One NSA document released by Snowden estimated that 99% of the world’s Internet bandwidth in 2002 and 33% of the world’s phone calls in 2003 passed through the U.S., an accident of history that proved a gold mine to sift through, with or without the cooperation of American companies. The agency hacked overseas cables and satellites and surreptitiously sucked information transiting among foreign cloud servers of U.S. technology companies like Google and Yahoo. It harvested and stored hundreds of millions of contact lists from personal e-mail and instant-messaging accounts on services like Yahoo and Facebook. A program called Dishfire sucked up years’ worth of text messages from around the world, and a database by the name of Tracfin captured credit-card transactions. “High performance computing systems must extract meaning from huge data sets and negate data encryption and computer access controls,” reads a 2007 classified NSA mission statement released by Snowden. “Fortunately, information management and mining is central to the Internet age.”

The NSA is not the only one playing the game. It just does it better, on a grander scale, than anyone else, at least so far. Russia and China have similar surveillance infrastructures, say current and former U.S. officials, and petty dictatorships the world over have been buying their ­technology on the open market. When rebels overthrew Libyan strongman Muammar Gaddafi in 2011, they found a device from the French company Amesys that allowed the dictator to gather up and search in bulk the Internet traffic generated by his people. No Libyan activist had been safe to send an unencrypted e-mail or post a Facebook comment. The company’s sales pitch, later leaked to WikiLeaks, began with a slide that read, “From lawful to massive interception.”

Privacy Protections

With all this information now public, the important questions are easy to spot: What should distinguish democratic governments from totalitarian ones in an era of mass surveillance? Are privacy protections a human right or just a convenience of nationality? Can the massive U.S. ­national-security apparatus be trusted to make the right choices in secret when the next crisis comes? Even President Obama encourages the conversation as he continues to seek Snowden’s imprisonment. “I think it’s healthy for our democracy,” he said just weeks before the White House refused to confirm or deny its role in rerouting the plane carrying Bolivian President Evo Morales after a false rumor that Snowden was on board.

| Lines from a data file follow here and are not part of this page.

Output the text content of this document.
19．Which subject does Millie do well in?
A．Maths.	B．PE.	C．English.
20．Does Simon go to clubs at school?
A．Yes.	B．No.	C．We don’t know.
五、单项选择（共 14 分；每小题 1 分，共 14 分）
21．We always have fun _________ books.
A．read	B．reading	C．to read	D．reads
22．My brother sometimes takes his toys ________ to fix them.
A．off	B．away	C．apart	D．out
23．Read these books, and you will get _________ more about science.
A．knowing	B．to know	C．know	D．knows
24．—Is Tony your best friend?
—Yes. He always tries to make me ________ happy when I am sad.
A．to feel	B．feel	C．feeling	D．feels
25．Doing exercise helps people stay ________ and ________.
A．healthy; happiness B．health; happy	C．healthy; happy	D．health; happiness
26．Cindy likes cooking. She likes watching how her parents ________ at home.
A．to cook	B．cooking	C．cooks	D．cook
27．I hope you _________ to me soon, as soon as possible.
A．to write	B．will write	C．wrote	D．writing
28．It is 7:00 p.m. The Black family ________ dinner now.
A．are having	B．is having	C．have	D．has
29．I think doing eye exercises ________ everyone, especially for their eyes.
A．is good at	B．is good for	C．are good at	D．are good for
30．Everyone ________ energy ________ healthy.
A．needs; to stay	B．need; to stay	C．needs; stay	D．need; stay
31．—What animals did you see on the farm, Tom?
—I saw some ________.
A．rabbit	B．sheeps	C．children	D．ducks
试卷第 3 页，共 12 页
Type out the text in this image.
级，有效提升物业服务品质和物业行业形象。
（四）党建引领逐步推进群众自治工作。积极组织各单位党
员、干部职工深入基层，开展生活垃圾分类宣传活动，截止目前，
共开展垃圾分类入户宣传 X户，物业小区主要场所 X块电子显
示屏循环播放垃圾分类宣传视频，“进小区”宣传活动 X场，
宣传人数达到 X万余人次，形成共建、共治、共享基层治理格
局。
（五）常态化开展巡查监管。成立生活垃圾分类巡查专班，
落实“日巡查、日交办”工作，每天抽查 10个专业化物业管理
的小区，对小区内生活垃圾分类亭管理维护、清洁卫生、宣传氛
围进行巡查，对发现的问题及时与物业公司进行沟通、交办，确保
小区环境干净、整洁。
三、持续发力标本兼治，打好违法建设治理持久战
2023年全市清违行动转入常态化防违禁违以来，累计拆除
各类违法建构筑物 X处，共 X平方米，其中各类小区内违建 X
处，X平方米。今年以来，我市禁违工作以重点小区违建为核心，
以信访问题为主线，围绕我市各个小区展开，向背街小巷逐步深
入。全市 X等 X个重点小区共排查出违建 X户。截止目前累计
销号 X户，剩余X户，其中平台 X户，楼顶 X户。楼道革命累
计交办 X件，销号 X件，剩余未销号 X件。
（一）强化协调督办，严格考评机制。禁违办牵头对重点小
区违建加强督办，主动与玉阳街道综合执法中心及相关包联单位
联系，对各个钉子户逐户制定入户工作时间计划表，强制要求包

In an interview with Time conducted via e-mail in early December, Snowden ­explained his answers to those big questions, even as he allowed for the fact that the U.S. public he sees himself serving may not ultimately agree. The privacy of regular citizens, he believes, is a universal right, and the dangers of mass surveillance litter the dark corners of the 20th century. “The NSA is surely not the Stasi,” he argued, in reference to the notorious East German security service, “but we should always remember that the danger to ­societies from security services is not that they will spontaneously decide to embrace mustache twirling and jackboots to bear us bodily into dark places, but that the slowly shifting foundation of policy will make it such that mustaches and jackboots are discovered to prove an operational advantage toward a necessary purpose.”